Była gwiazda trafiła do więzienia Edna Mahan Correctional Facility dla kobiet w New Jersey. W czerwcu 2015 roku wyszła na wolność. Nie był to jednak koniec jej problemów. Po sprawie 2013 r. oskarżyciele złożyli apelację. I choć sąd uznał, że pierwszy wyrok zapadł z naruszeniem prawa, nie zwiększył wymiaru kary.
W zeszłym roku inny sędzia skazał aktorkę na 5 lat, ale sąd apelacyjny orzekł, że nie postępował zgodnie z wytycznymi, które wyznaczył i zarządził kolejny wyrok. "Sędzia, który jako ostatni skazał oskarżoną, zastosował własną metodologię. W trakcie tego procesu zignorował nasz mandat do tymczasowego aresztowania w odniesieniu do pewnych czynników obciążających i łagodzących.
Uznając w tej wyjątkowej sprawie, że zasady podwójnego zagrożenia nie stanowią przeszkody dla ostatecznego postępowania, w ten sposób zwalniamy wyrok, aby nałożyć nowy" - napisano w dokumentacji, do której dotarła stacja Fox News. W tegorocznym wyroku sąd uznał, że chociaż aktorka już odbyła zarządzoną karę uznano, że była ona zbyt łagodna.
W tym roku zapadł w jej sprawie kolejny wyrok. Prawo stanowe wymaga od niej odbycia pełnej kary sześciu lat więzienia, zanim będzie mogła ubiegać się o zwolnienie warunkowe. Sędzia Angela Borkowski stwierdziła również, że Amy Locane nadal nie chce podjąć pełni odpowiedzialności za spowodowanie wypadku i zrzuca winę na osoby trzecie. Mąż zmarłej kobiety uważa, że postawa Locane "świadczy o pogardzie dla tego sądu i ławy przysięgłych, która wydała werdykt".
Jej adwokat nie kryje swojego oburzenia. "Pani Locane wyszła z więzienia pięć lat temu, a minęły dwa lata, odkąd uzyskała zwolnienie warunkowe. Przez cały ten czas robiła wszystko, o co ją poproszono.
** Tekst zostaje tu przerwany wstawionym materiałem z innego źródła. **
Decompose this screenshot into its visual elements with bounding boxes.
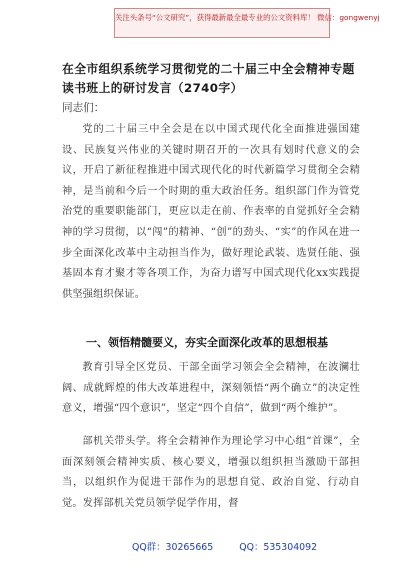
body-paragraph-1: 党的二十届三中全会是在以中国式现代化全面推进强国建设、民族复兴伟业的关键时期召开的一次具有划时代意义的会议，开启了新征程推进中国式现代化的时代新篇学习贯彻全会精神，是当前和今后一个时期的重大政治任务。组织部门作为管党治党的重要职能部门，更应以走在前、作表率的自觉抓好全会精神的学习贯彻，以“闯”的精神、“创”的劲头、“实”的作风在进一步全面深化改革中主动担当作为，做好理论武装、选贤任能、强基固本育才聚才等各项工作，为奋力谱写中国式现代化xx实践提供坚强组织保证。: [62, 124, 360, 300]
footer-contact: [132, 539, 318, 553]
footer-qq-group: QQ群：30265665: [132, 542, 214, 553]
document-title: 在全市组织系统学习贯彻党的二十届三中全会精神专题读书班上的研讨发言（2740字）: [62, 62, 355, 95]
header-banner: [114, 8, 380, 38]
body-paragraph-3: 部机关带头学。将全会精神作为理论学习中心组“首课”，全面深刻领会精神实质、核心要义，增强以组织担当激励干部担当，以组织作为促进干部作为的思想自觉、政治自觉、行动自觉。发挥部机关党员领学促学作用，督: [62, 436, 360, 509]
header-notice-text: 关注头条号“公文研究”，获得最新最全最专业的公文资料库！ 微信：gongwenyj: [115, 13, 380, 22]
section-heading-1: 一、领悟精髓要义，夯实全面深化改革的思想根基: [86, 336, 328, 349]
salutation: 同志们：: [62, 102, 105, 114]
body-paragraph-2: 教育引导全区党员、干部全面学习领会全会精神，在波澜壮阔、成就辉煌的伟大改革进程中，深刻领悟“两个确立”的决定性意义，增强“四个意识”，坚定“四个自信”，做到“两个维护”。: [62, 362, 360, 415]
footer-qq: QQ：535304092: [239, 542, 318, 553]
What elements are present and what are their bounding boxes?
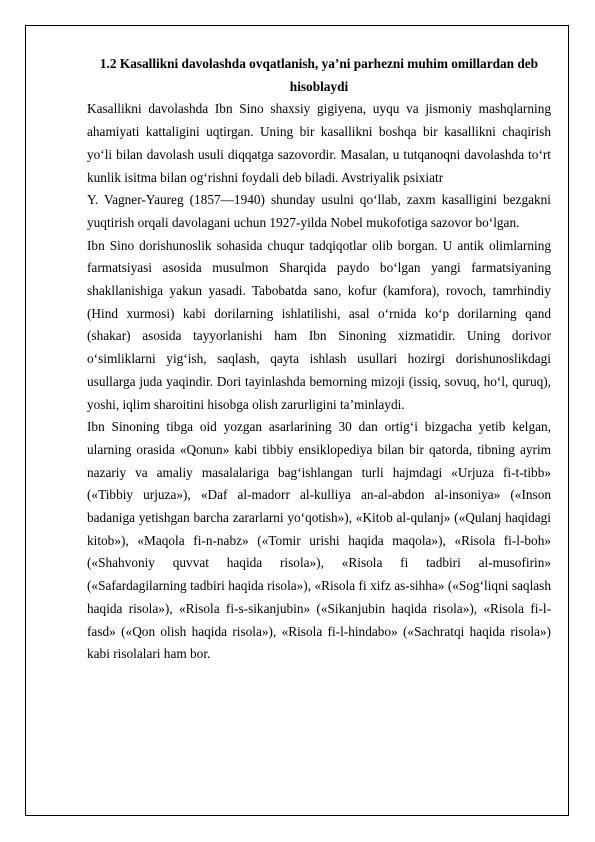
paragraph-medical-works: Ibn Sinoning tibga oid yozgan asarlarining 30 dan ortig‘i bizgacha yetib kelgan, ularning orasida «Qonun» kabi tibbiy ensiklopediya bilan bir qatorda, tibning ayrim nazariy va amaliy masalalariga bag‘ishlangan turli hajmdagi «Urjuza fi-t-tibb» («Tibbiy urjuza»), «Daf al-madorr al-kulliya an-al-abdon al-insoniya» («Inson badaniga yetishgan barcha zararlarni yo‘qotish»), «Kitob al-qulanj» («Qulanj haqidagi kitob»), «Maqola fi-n-nabz» («Tomir urishi haqida maqola»), «Risola fi-l-boh» («Shahvoniy quvvat haqida risola»), «Risola fi tadbiri al-musofirin» («Safardagilarning tadbiri haqida risola»), «Risola fi xifz as-sihha» («Sog‘liqni saqlash haqida risola»), «Risola fi-s-sikanjubin» («Sikanjubin haqida risola»), «Risola fi-l- fasd» («Qon olish haqida risola»), «Risola fi-l-hindabo» («Sachratqi haqida risola») kabi risolalari ham bor. — [87, 419, 551, 662]
paragraph-hygiene: Kasallikni davolashda Ibn Sino shaxsiy gigiyena, uyqu va jismoniy mashqlarning ahamiyati kattaligini uqtirgan. Uning bir kasallikni boshqa bir kasallikni chaqirish yo‘li bilan davolash usuli diqqatga sazovordir. Masalan, u tutqanoqni davolashda to‘rt kunlik isitma bilan og‘rishni foydali deb biladi. Avstriyalik psixiatr — [87, 101, 551, 185]
paragraph-pharmacology: Ibn Sino dorishunoslik sohasida chuqur tadqiqotlar olib borgan. U antik olimlarning farmatsiyasi asosida musulmon Sharqida paydo bo‘lgan yangi farmatsiyaning shakllanishiga yakun yasadi. Tabobatda sano, kofur (kamfora), rovoch, tamrhindiy (Hind xurmosi) kabi dorilarning ishlatilishi, asal o‘rnida ko‘p dorilarning qand (shakar) asosida tayyorlanishi ham Ibn Sinoning xizmatidir. Uning dorivor o‘simliklarni yig‘ish, saqlash, qayta ishlash usullari hozirgi dorishunoslikdagi usullarga juda yaqindir. Dori tayinlashda bemorning mizoji (issiq, sovuq, ho‘l, quruq), yoshi, iqlim sharoitini hisobga olish zarurligini ta’minlaydi. — [87, 237, 551, 412]
section-heading: 1.2 Kasallikni davolashda ovqatlanish, ya’ni parhezni muhim omillardan deb hisoblaydi — [99, 56, 539, 94]
document-body — [87, 53, 551, 666]
paragraph-vagner-yaureg: Y. Vagner-Yaureg (1857—1940) shunday usulni qo‘llab, zaxm kasalligini bezgakni yuqtirish orqali davolagani uchun 1927-yilda Nobel mukofotiga sazovor bo‘lgan. — [87, 192, 551, 230]
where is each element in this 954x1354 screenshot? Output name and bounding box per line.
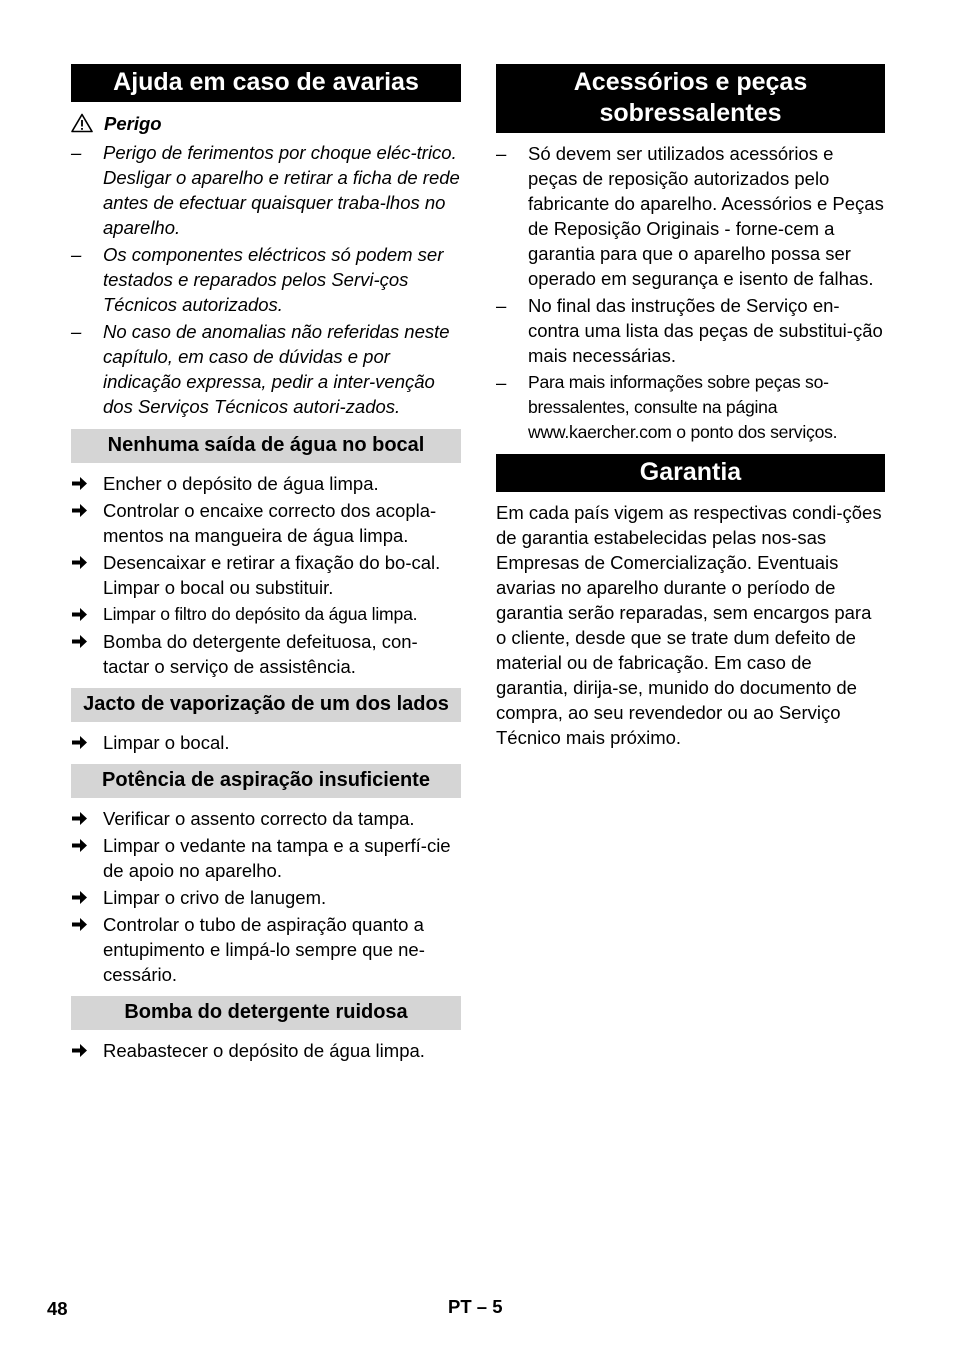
list-item	[496, 370, 885, 445]
arrow-right-icon	[71, 1042, 88, 1059]
list-item-text: Limpar o crivo de lanugem.	[103, 887, 327, 908]
page-number: 48	[47, 1298, 68, 1319]
list-item	[71, 1038, 461, 1063]
warning-label: Perigo	[104, 113, 162, 134]
subsection-title-noisy-pump: Bomba do detergente ruidosa	[71, 996, 461, 1030]
subsection-title-no-water: Nenhuma saída de água no bocal	[71, 429, 461, 463]
list-item	[71, 471, 461, 496]
list-item-text: Bomba do detergente defeituosa, con-tactar o serviço de assistência.	[103, 631, 418, 677]
arrow-right-icon	[71, 734, 88, 751]
list-item-text: Para mais informações sobre peças so-bressalentes, consulte na página www.kaercher.com o ponto dos serviços.	[528, 372, 838, 442]
danger-list	[71, 140, 461, 419]
list-item	[496, 141, 885, 291]
no-water-list	[71, 471, 461, 679]
arrow-right-icon	[71, 633, 88, 650]
list-item-text: Os componentes eléctricos só podem ser testados e reparados pelos Servi-ços Técnicos autorizados.	[103, 244, 444, 315]
list-item-text: Encher o depósito de água limpa.	[103, 473, 379, 494]
list-item	[71, 602, 461, 627]
accessories-list	[496, 141, 885, 445]
right-column	[496, 64, 885, 750]
arrow-right-icon	[71, 889, 88, 906]
list-item-text: No caso de anomalias não referidas neste capítulo, em caso de dúvidas e por indicação expressa, pedir a inter-venção dos Serviços Técnicos autori-zados.	[103, 321, 450, 417]
arrow-right-icon	[71, 475, 88, 492]
list-item-text: Só devem ser utilizados acessórios e peças de reposição autorizados pelo fabricante do aparelho. Acessórios e Peças de Reposição Originais - forne-cem a garantia para que o aparelho possa ser operado em segurança e isento de falhas.	[528, 143, 884, 289]
dash-marker	[496, 141, 528, 291]
section-title-garantia: Garantia	[496, 454, 885, 492]
list-item-text: Desligar o aparelho e retirar a ficha de rede antes de efectuar quaisquer traba-lhos no aparelho.	[103, 167, 460, 238]
list-item-text: Verificar o assento correcto da tampa.	[103, 808, 415, 829]
list-item-text: Limpar o filtro do depósito da água limpa.	[103, 604, 418, 624]
list-item-text: Limpar o vedante na tampa e a superfí-cie de apoio no aparelho.	[103, 835, 451, 881]
subsection-title-suction-power: Potência de aspiração insuficiente	[71, 764, 461, 798]
arrow-right-icon	[71, 916, 88, 933]
arrow-right-icon	[71, 502, 88, 519]
dash-marker	[496, 293, 528, 368]
dash-marker	[71, 319, 103, 419]
section-title-acessorios: Acessórios e peças sobressalentes	[496, 64, 885, 133]
list-item	[71, 885, 461, 910]
list-item	[71, 550, 461, 600]
suction-power-list	[71, 806, 461, 987]
arrow-right-icon	[71, 606, 88, 623]
list-item-text: Controlar o tubo de aspiração quanto a entupimento e limpá-lo sempre que ne-cessário.	[103, 914, 425, 985]
warranty-text: Em cada país vigem as respectivas condi-ções de garantia estabelecidas pelas nos-sas Empresas de Comercialização. Eventuais avarias no aparelho durante o período de garantia serão reparadas, sem encargos para o cliente, desde que se trate dum defeito de material ou de fabricação. Em caso de garantia, dirija-se, munido do documento de compra, ao seu revendedor ou ao Serviço Técnico mais próximo.	[496, 502, 882, 748]
subsection-title-one-sided-spray: Jacto de vaporização de um dos lados	[71, 688, 461, 722]
list-item-text: Controlar o encaixe correcto dos acopla-mentos na mangueira de água limpa.	[103, 500, 437, 546]
dash-marker	[71, 140, 103, 240]
section-page-label: PT – 5	[448, 1296, 503, 1317]
section-title-ajuda: Ajuda em caso de avarias	[71, 64, 461, 102]
warning-block	[71, 110, 461, 138]
list-item	[71, 730, 461, 755]
arrow-right-icon	[71, 810, 88, 827]
arrow-right-icon	[71, 837, 88, 854]
list-item	[71, 912, 461, 987]
list-item	[71, 833, 461, 883]
warning-triangle-icon	[71, 113, 93, 133]
dash-marker	[71, 242, 103, 317]
one-sided-spray-list	[71, 730, 461, 755]
list-item-text: Desencaixar e retirar a fixação do bo-cal. Limpar o bocal ou substituir.	[103, 552, 441, 598]
list-item	[71, 806, 461, 831]
list-item-text: Reabastecer o depósito de água limpa.	[103, 1040, 425, 1061]
list-item-text: Limpar o bocal.	[103, 732, 230, 753]
list-item	[71, 242, 461, 317]
arrow-right-icon	[71, 554, 88, 571]
left-column	[71, 64, 461, 1063]
noisy-pump-list	[71, 1038, 461, 1063]
list-item	[71, 498, 461, 548]
list-item	[71, 140, 461, 240]
list-item-text: Perigo de ferimentos por choque eléc-trico.	[103, 142, 457, 163]
list-item	[71, 629, 461, 679]
list-item-text: No final das instruções de Serviço en-contra uma lista das peças de substitui-ção mais necessárias.	[528, 295, 883, 366]
list-item	[496, 293, 885, 368]
dash-marker	[496, 370, 528, 445]
list-item	[71, 319, 461, 419]
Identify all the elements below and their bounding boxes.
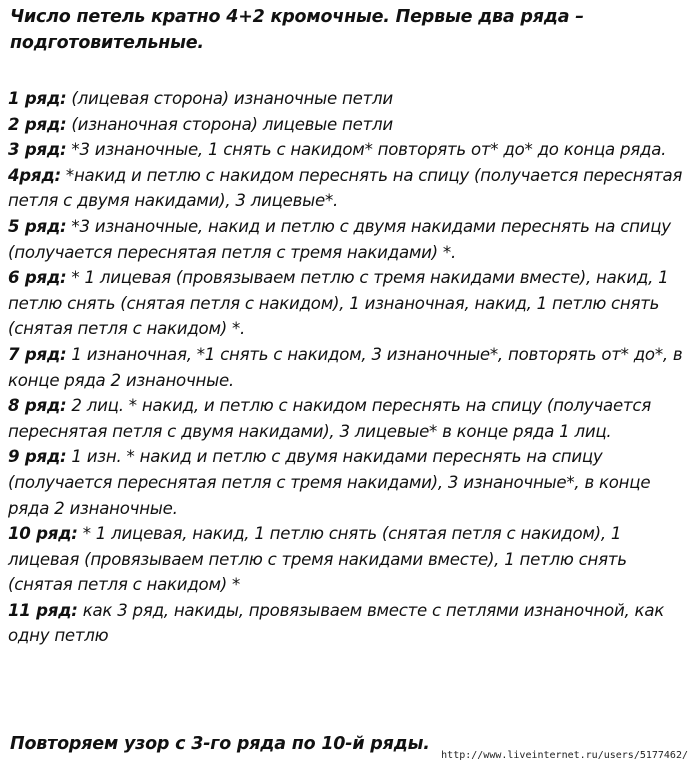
source-watermark: http://www.liveinternet.ru/users/5177462/ (441, 750, 688, 761)
row-label: 1 ряд: (8, 89, 67, 108)
row-label: 6 ряд: (8, 268, 67, 288)
row-label: 11 ряд: (8, 600, 78, 620)
row-list (8, 86, 688, 649)
pattern-intro: Число петель кратно 4+2 кромочные. Первые два ряда – подготовительные. (10, 7, 584, 53)
row-2 (8, 112, 688, 138)
row-6 (8, 265, 688, 342)
row-9 (8, 444, 688, 521)
row-text: (изнаночная сторона) лицевые петли (66, 114, 393, 134)
row-label: 7 ряд: (8, 344, 67, 364)
row-text: 1 изнаночная, *1 снять с накидом, 3 изнаночные*, повторять от* до*, в конце ряда 2 изнаночные. (8, 344, 683, 390)
row-text: *3 изнаночные, накид и петлю с двумя накидами переснять на спицу (получается переснятая петля с тремя накидами) *. (8, 216, 671, 262)
repeat-instruction: Повторяем узор с 3-го ряда по 10-й ряды. (10, 734, 430, 754)
row-8 (8, 393, 688, 444)
row-text: 1 изн. * накид и петлю с двумя накидами переснять на спицу (получается переснятая петля с тремя накидами), 3 изнаночные*, в конце ряда 2 изнаночные. (8, 447, 651, 518)
row-4 (8, 163, 688, 214)
row-7 (8, 342, 688, 393)
row-text: * 1 лицевая, накид, 1 петлю снять (снятая петля с накидом), 1 лицевая (провязываем петлю с тремя накидами вместе), 1 петлю снять (снятая петля с накидом) * (8, 524, 627, 595)
row-text: * 1 лицевая (провязываем петлю с тремя накидами вместе), накид, 1 петлю снять (снятая петля с накидом), 1 изнаночная, накид, 1 петлю снять (снятая петля с накидом) *. (8, 268, 669, 339)
row-text: как 3 ряд, накиды, провязываем вместе с петлями изнаночной, как одну петлю (8, 600, 665, 646)
row-label: 8 ряд: (8, 396, 67, 416)
row-label: 4ряд: (8, 165, 61, 185)
row-11 (8, 598, 688, 649)
row-1 (8, 86, 688, 112)
row-text: *накид и петлю с накидом переснять на спицу (получается переснятая петля с двумя накидами), 3 лицевые*. (8, 165, 683, 211)
row-label: 5 ряд: (8, 216, 67, 236)
row-5 (8, 214, 688, 265)
row-text: *3 изнаночные, 1 снять с накидом* повторять от* до* до конца ряда. (66, 140, 667, 160)
row-label: 9 ряд: (8, 447, 67, 467)
row-3 (8, 137, 688, 163)
row-label: 2 ряд: (8, 114, 67, 134)
row-10 (8, 521, 688, 598)
row-text: 2 лиц. * накид, и петлю с накидом переснять на спицу (получается переснятая петля с двумя накидами), 3 лицевые* в конце ряда 1 лиц. (8, 396, 651, 441)
row-label: 10 ряд: (8, 524, 78, 544)
row-label: 3 ряд: (8, 140, 67, 160)
row-text: (лицевая сторона) изнаночные петли (66, 89, 393, 108)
Trudno jest wytłumaczyć jej dwóm córkom, dlaczego pięć lat później ich mamę ponownie umieszcza się w więzieniu - napisał w oświadczeniu. W czwartek aktorka została ponownie wyprowadzona z sali sądowej w kajdankach i skierowana z powrotem do wiezienia Edny Mahan. Obrona ma 45 dni na odwołanie się od wyroku. Amy Locane w krótkim oświadczeniu przeprosiła rodzinę ofiary.